The grand chief of the Mohawk Council of Kahnawake warns that even after the current rail blockades across Canada come to an end, Indigenous people will still expect to be taken more seriously as both partners and owners of their traditional lands.
In an interview with Global News Morning, Joseph Tokwiro Norton declined to “debate” remarks on Tuesday by Quebec Premier François Legault on the potential for shortages of propane and jet fuel should ongoing blockades of railway tracks in British Columbia, eastern Ontario and on Kahnawake’s territory on the south shore of Montreal continue.
Instead, Norton emphasized that both sides of the ongoing conflict seem to be working in good faith to resolve the situation.
“We’ve been working night and day to come to solutions, to come to a mind where there’s an ability to identify what needs to be done at this moment,” he said.
Norton added that “once this situation is over, it doesn’t mean it’s the end of it,” saying that discussions between Indigenous peoples and governments need to continue beyond current efforts to resolve the rail blockades.

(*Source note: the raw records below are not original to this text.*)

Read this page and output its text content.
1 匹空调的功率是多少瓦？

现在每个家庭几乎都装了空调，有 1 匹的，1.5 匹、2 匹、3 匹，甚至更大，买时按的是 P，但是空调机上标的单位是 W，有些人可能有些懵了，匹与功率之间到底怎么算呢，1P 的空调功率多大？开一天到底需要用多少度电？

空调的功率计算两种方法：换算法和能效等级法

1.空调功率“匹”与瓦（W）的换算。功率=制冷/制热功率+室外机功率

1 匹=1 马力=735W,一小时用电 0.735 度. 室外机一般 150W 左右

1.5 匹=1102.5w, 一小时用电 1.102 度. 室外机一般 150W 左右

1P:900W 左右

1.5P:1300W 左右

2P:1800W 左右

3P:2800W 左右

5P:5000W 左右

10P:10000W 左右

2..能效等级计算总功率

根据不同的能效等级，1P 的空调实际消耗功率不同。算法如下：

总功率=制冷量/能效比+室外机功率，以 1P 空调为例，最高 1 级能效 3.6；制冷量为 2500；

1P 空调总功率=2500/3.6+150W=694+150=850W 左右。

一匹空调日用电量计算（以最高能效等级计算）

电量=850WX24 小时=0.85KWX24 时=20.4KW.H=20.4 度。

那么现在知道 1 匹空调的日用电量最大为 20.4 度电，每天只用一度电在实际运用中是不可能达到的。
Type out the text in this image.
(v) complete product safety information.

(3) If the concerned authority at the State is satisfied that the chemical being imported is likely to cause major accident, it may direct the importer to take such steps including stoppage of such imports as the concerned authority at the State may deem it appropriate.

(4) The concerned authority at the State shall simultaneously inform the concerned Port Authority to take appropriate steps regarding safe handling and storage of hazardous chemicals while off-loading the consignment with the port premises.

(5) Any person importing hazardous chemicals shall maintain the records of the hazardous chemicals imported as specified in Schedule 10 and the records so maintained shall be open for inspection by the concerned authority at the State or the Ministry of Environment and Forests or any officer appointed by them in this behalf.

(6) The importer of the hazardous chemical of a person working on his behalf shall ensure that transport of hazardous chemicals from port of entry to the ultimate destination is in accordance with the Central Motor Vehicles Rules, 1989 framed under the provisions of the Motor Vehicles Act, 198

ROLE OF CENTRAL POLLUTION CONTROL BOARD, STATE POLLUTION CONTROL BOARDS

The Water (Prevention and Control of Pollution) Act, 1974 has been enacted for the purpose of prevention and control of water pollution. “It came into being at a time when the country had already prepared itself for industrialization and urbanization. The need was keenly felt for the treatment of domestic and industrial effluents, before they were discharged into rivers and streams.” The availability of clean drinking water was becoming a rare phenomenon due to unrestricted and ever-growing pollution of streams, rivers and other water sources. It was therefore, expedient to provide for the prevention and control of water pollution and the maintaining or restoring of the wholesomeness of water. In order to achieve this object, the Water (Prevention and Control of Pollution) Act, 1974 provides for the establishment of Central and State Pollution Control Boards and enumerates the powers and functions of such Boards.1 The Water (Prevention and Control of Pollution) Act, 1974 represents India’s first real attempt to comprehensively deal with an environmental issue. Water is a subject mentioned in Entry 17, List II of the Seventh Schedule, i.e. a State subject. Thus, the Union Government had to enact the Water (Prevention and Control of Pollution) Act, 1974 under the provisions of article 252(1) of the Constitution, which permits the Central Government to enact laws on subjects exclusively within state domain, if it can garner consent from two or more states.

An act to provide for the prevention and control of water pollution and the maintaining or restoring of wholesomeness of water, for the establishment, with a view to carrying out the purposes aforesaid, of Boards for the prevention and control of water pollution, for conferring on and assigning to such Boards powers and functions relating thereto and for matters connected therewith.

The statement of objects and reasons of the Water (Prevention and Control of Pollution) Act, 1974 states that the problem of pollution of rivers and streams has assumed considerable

The rail blockades have sprung up as demonstrations to show solidarity with the Wet’suwet’en Nation in northwestern British Columbia, whose hereditary chiefs have clashed in recent weeks with RCMP on their traditional territory over the construction of the Coastal GasLink pipeline project.
The most high-profile solidarity protest has been on rail tracks near the Tyendinaga Mohawk Territory in eastern Ontario, which have forced the shutdown of most of the Canadian National Railway’s network east of Manitoba, as well as the suspension of most Via Rail services.
Meanwhile, demonstrations on the Canadian Pacific-owned tracks running through Kahnawake have led to the suspension of Exo’s Line 4 Candiac — a commuter train line which shuttles thousands of south shore commuters to downtown Montreal each day — for nearly two weeks.
Norton said he was hopeful the ongoing demonstrations would not go on for too much longer.
“We care about the reaction of our neighbours,” he said.
But he also expressed frustration that some governments have continued to act as though calls to “respect the rule of law” do not apply to Indigenous laws and Indigenous territory.
“People should come to the table on a level playing field, rather than the federal and provincial governments saying, ‘We’re the law,’” he said.
“Those days should be over and done with.”